ExAC CNVs were released publicly with a recent publication, providing the full set of rare CNVs called on ~60K human exomes.
While there are many public CNV databases out there, this is the first one that was derived from exome data, and thus includes both extremely rare and very small CNV events.
With the recent release of Golden Helix’s CNV calling algorithm on NGS target panel data, the availability of NGS-based CNV calls on public control samples is all the more relevant.
So we went ahead and curated the public CNV calls and they are now available as an annotation source from VarSeq, SVS and of course GenomeBrowse.
Called with XHMM on Exome Coverage Data
The ExAC team used XHMM for calling CNVs on their exome data. We researched this method when developing this algorithm and I can see how it would make sense on a large-cohort study such as this. XHMM uses PCA for coverage normalization, which can require some fine tuning to ensure that the correct number of principle components are selected for correction. Getting this parameter right is critical to reducing enough noise but not loosing signal. It also requires quite a few samples for the normalization to work.
In comparison, our CNV calling method does reference-sample matched control normalization, which ends up working even with as few as 10 (but recommended 30) reference samples.
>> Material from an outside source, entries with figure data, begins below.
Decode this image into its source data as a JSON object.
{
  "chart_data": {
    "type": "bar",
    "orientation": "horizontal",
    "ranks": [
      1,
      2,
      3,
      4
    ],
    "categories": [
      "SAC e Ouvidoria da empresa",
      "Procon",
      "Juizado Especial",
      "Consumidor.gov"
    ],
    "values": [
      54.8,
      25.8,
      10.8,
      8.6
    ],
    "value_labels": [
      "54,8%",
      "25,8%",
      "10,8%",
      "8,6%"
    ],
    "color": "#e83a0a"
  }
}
Next XHMM uses Hidden Markov Models to call CNVs based on Z-scores computed on a per-target level. This was one of the most promising techniques we saw in the literature and definitely is able to pick out large and clean events with high confidence. We extended this probabilistic model in our method to not only look at Z-score, but also ratios and the allele frequency of variants in the target region.
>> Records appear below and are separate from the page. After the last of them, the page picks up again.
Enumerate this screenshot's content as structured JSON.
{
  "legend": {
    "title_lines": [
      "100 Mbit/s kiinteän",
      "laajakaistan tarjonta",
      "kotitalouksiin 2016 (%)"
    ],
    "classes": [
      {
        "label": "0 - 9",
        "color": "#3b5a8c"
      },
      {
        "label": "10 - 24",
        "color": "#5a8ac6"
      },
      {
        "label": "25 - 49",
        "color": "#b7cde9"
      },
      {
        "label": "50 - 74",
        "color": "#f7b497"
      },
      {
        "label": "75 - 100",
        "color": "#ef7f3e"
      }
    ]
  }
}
The CNV calls provided by XHMM come with PHRED scale likelihood scores representing the confidence of the XHMM call. Only CNVs scores > 60 are included in the track. When interpreting this track, you may still want to consider calls with scores < 80 with some suspicion.
Looking at the called made by XHMM, there are a few small (one or two target) events, but the majority are larger events where the confidence score can be higher. Some genes, which are tricky to call correctly like PTEN, have no called CNVs (likely because calls were not high confidence.)
What’s in the Track
Each feature in the track represents a CNV call from a single individual. The track colors deletion calls (which may have been called as heterozygous or homozygous deletions) as red and duplications as blue.
Type | # of Calls |
Deletions | 49409 |
Duplications | 77363 |
Along with the score, the reference population and the individual that the CNV was called for is provided. This allows you to get a sense of how applicable the particular call may be in the population of the sample you are studying. You can also use this field to filter down to CNVs that would be relevant to interpreting your sample using the GenomeBrowse filter control.
Overall, the track gives you a very quick visual guide to how frequent CNV calls are (and of what type), as well as providing a fantastic complement to the visualizations of the CNVs called by VarSeq!